I speculated nearly a year ago that China may back the Yuan with gold, but only for any central bank, not for individuals. Perhaps a value between 5000 to 10,000 yuan = one oz of Au.
This would instantaneously make the Yuan an international currency, more desired than the dollar. Few central banks would actually convert Yuan into gold. (They do not now convert dollars into gold, for the same reason - i.e. deposits of currency or purchased bonds earn interest and gold is an expense to store.) The fact that the yuan was "good as gold" would make every nation prefer it to dollars for their reserves. Presumably the central banks could then sell some gold to individuals / the open market / but there already are mutually agreed restrictions on how much of the gold in their reserves central banks can sell annually.

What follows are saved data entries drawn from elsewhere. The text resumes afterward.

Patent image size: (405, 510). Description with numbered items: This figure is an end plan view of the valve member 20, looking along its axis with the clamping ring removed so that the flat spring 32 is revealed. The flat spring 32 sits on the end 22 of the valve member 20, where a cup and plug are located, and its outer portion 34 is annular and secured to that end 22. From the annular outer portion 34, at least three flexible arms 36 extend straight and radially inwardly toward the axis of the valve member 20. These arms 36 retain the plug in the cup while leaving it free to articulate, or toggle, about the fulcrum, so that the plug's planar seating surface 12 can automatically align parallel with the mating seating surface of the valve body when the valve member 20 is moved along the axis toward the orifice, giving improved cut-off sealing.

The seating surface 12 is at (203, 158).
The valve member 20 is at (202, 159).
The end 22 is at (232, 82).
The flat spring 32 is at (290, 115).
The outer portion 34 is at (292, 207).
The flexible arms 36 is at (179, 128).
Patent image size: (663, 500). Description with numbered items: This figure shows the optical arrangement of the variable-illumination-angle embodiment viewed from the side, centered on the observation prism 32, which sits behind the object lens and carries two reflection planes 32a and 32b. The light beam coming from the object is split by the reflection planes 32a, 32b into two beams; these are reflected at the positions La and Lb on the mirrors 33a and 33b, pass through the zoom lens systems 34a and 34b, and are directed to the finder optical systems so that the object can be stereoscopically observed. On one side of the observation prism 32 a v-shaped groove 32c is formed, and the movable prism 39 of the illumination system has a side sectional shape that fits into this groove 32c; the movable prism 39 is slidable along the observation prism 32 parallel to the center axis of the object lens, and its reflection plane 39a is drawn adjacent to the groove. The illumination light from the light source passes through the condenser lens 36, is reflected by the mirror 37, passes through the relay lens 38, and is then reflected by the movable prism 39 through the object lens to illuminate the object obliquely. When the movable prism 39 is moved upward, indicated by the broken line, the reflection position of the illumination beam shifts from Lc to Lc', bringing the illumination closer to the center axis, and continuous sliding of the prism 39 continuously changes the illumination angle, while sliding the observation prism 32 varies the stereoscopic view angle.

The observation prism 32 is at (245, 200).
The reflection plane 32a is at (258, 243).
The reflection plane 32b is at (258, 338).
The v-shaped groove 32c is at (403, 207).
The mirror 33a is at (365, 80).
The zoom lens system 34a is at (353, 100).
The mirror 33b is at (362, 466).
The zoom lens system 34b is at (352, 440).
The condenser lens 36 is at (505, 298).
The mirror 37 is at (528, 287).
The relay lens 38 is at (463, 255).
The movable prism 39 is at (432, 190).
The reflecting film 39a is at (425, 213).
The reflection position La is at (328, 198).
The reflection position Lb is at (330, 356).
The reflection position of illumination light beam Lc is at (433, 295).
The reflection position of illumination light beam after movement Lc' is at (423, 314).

Note also, in addition to buying minerals, energy under long term contracts to diversify her reserves, China has also is significantly buying shares of stocks. In 2009 China bought 9.63 billion dollars worth, 3.5 of that in Teck Resources - a firm I know nothing about. Perhaps they can help China dominate some field? …{6Aug11 insert: Currently China is buying firms with expertise in horizontal drilling for natural gas as like the US, China has vast stores of rock trapped gas. I am again reminded of Karl Marx’s definition of a “Capitalist” - One who will sell you the rope with which to hang him.}
From:
http://www.sciforums.com/showpost.php?p=2475063&postcount=55 Post 55 in this thread made on 2/9/10 but same idea posted a year earlier in another thread.
Almost everyone believes China has no choice but to buy US bonds and that ugly as it is, the dollar is the least ugly currency available as a “safe haven” and for international reserves. Both facts are true for a few years more, but that can and will change, almost overnight, when China wants it to. China’s process of converting to a domestic market and exporting mainly to its Asian suppliers of subcomponents it installs in its higher value added products is still incomplete. China needs to spend down more of the dollars in its reserves, with even more “paid up front” contracts for up to 30 years future delivery of raw material it needs. Thus, China is not yet ready to destroy the dollar as the international reserve currency. It needs to about double its gold reserves, cut its dollar reserves and trade with US and EU in half first.
I will be one of the few, not shocked and terrified when Bloomberg TV interrupts regular broadcasting to tell that China is backing the Yuan with gold, for any and all central banks who want to hold Yuan instead of dollars. (“Not terrified” as Brazil will still be economically OK as one of China’s main suppliers of meat and soy and other food stocks, lumber, minerals, and oil.)
To make it clear this is "on thread." Note I still predict that gold will be between 5000 and 10,000 Yuan per ounce in about 5 years more. No one will quote gold, oil or grains etc. in dollars then, just as they are no longer are quoted in pounds sterling, the earlier world reserve currency.
PS if you think China will not take great delight in destroying Western economies, read this post:
http://www.sciforums.com/showpost.php?p=2668027&postcount=358
But in addition to getting their long waited for vengeance, there is a huge economic incentive:
With US and European economics in the trash can of history, there will be adequate supplies of oil and minerals for China’s needs, without the great prices increases competitive buying by US and EU would make.